Preserving the information embedded in categorical attributes while replacing every instance of every class of a mixed database with a numerical value requires the identification of complex patterns tacit in the database. This has been achieved by using NNs and GAs in CENG, an algorithm essentially based on soft computing tools. An obvious disadvantage of the method is that the best codes change for every new database and, therefore, optimizing the conversion process from MDs to NDs becomes a priority. The algorithm is computationally intensive and we have appealed to the obvious possible parallel evaluation of the individuals in a version called ParCENG.

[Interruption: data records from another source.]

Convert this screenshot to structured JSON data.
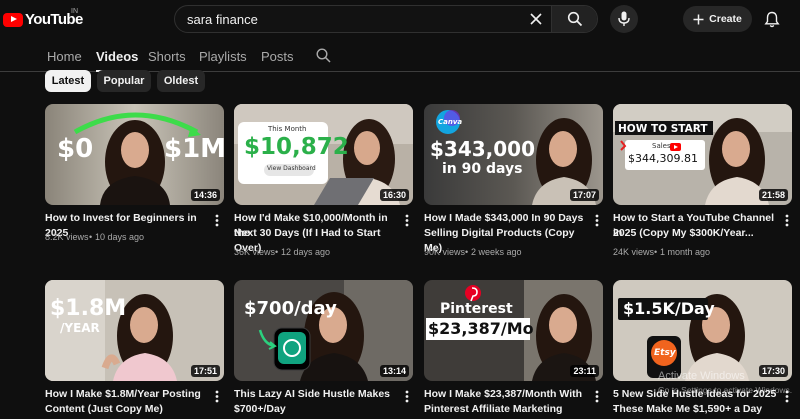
{
  "app": {
    "logo_text": "YouTube",
    "country_code": "IN",
    "accent": "#ff0000"
  },
  "search": {
    "query": "sara finance",
    "placeholder": "Search"
  },
  "header": {
    "create_label": "Create"
  },
  "tabs": [
    {
      "label": "Home",
      "active": false
    },
    {
      "label": "Videos",
      "active": true
    },
    {
      "label": "Shorts",
      "active": false
    },
    {
      "label": "Playlists",
      "active": false
    },
    {
      "label": "Posts",
      "active": false
    }
  ],
  "chips": [
    {
      "label": "Latest",
      "active": true
    },
    {
      "label": "Popular",
      "active": false
    },
    {
      "label": "Oldest",
      "active": false
    }
  ],
  "videos": [
    {
      "title_line1": "How to Invest for Beginners in 2025",
      "title_line2": "",
      "views": "8.2K views",
      "age": "10 days ago",
      "duration": "14:36",
      "thumb_text": {
        "left": "$0",
        "right": "$1M"
      }
    },
    {
      "title_line1": "How I'd Make $10,000/Month in the",
      "title_line2": "Next 30 Days (If I Had to Start Over)",
      "views": "36K views",
      "age": "12 days ago",
      "duration": "16:30",
      "thumb_text": {
        "caption": "This Month",
        "amount": "$10,872",
        "button": "View Dashboard"
      }
    },
    {
      "title_line1": "How I Made $343,000 In 90 Days",
      "title_line2": "Selling Digital Products (Copy Me)",
      "views": "90K views",
      "age": "2 weeks ago",
      "duration": "17:07",
      "thumb_text": {
        "badge": "Canva",
        "amount": "$343,000",
        "sub": "in 90 days"
      }
    },
    {
      "title_line1": "How to Start a YouTube Channel in",
      "title_line2": "2025 (Copy My $300K/Year...",
      "views": "24K views",
      "age": "1 month ago",
      "duration": "21:58",
      "thumb_text": {
        "headline": "HOW TO START",
        "caption": "Sales",
        "amount": "$344,309.81"
      }
    },
    {
      "title_line1": "How I Make $1.8M/Year Posting",
      "title_line2": "Content (Just Copy Me)",
      "views": "",
      "age": "",
      "duration": "17:51",
      "thumb_text": {
        "amount": "$1.8M",
        "sub": "/YEAR"
      }
    },
    {
      "title_line1": "This Lazy AI Side Hustle Makes",
      "title_line2": "$700+/Day",
      "views": "",
      "age": "",
      "duration": "13:14",
      "thumb_text": {
        "amount": "$700/day"
      }
    },
    {
      "title_line1": "How I Make $23,387/Month With",
      "title_line2": "Pinterest Affiliate Marketing (New...",
      "views": "",
      "age": "",
      "duration": "23:11",
      "thumb_text": {
        "brand": "Pinterest",
        "amount": "$23,387/Mo"
      }
    },
    {
      "title_line1": "5 New Side Hustle Ideas for 2025 -",
      "title_line2": "These Make Me $1,590+ a Day",
      "views": "",
      "age": "",
      "duration": "17:30",
      "thumb_text": {
        "amount": "$1.5K/Day",
        "badge": "Etsy"
      }
    }
  ],
  "watermark": {
    "title": "Activate Windows",
    "subtitle": "Go to Settings to activate Windows."
  },
  "icons": [
    "youtube-logo-icon",
    "clear-icon",
    "search-icon",
    "microphone-icon",
    "plus-icon",
    "bell-icon",
    "more-vert-icon"
  ]
}
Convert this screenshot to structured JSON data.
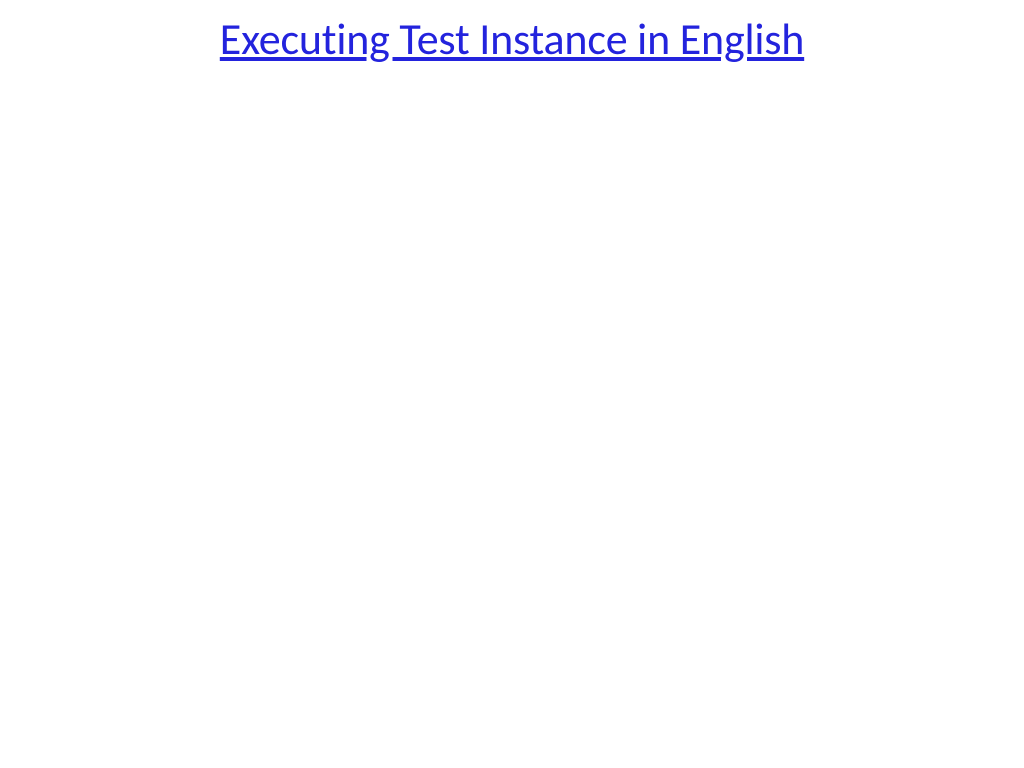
{
  "slide": {
    "title": "Executing Test Instance in English"
  }
}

By using n physical cores execution time decreased almost linearly with n. However, to exploit the parallel alternative to its utmost we ought to fine-tune the parameters of, both, the EGA and the NNs. From the experiments conducted we were able to set upper bounds of the number of epochs to train the NNs as well as the number of generations of the EGA. These bounds are particular to ParCENG and, when selected as per our results, lead to execution times (for complex databases which originally necessitated of hours of CPU time) of a few minutes. This result is hardly surprising. However, the quantitative determination of the relation between the execution times and the parameters involved in ParCENG allows us to determine its behavior a priori. Thus, ParCENG specifications are freed from the purely heuristic estimation of its parameters. This will allow us to tackle much larger databases setting ParCENG’s parameters accordingly.

One has to keep in mind that ParCENG offers a very interesting alternative to condition mixed databases into purely numerical ones. Thus, the resulting data, while retaining the patterns originally contained in the categories, are now susceptible to be applied to numerically cluster the data.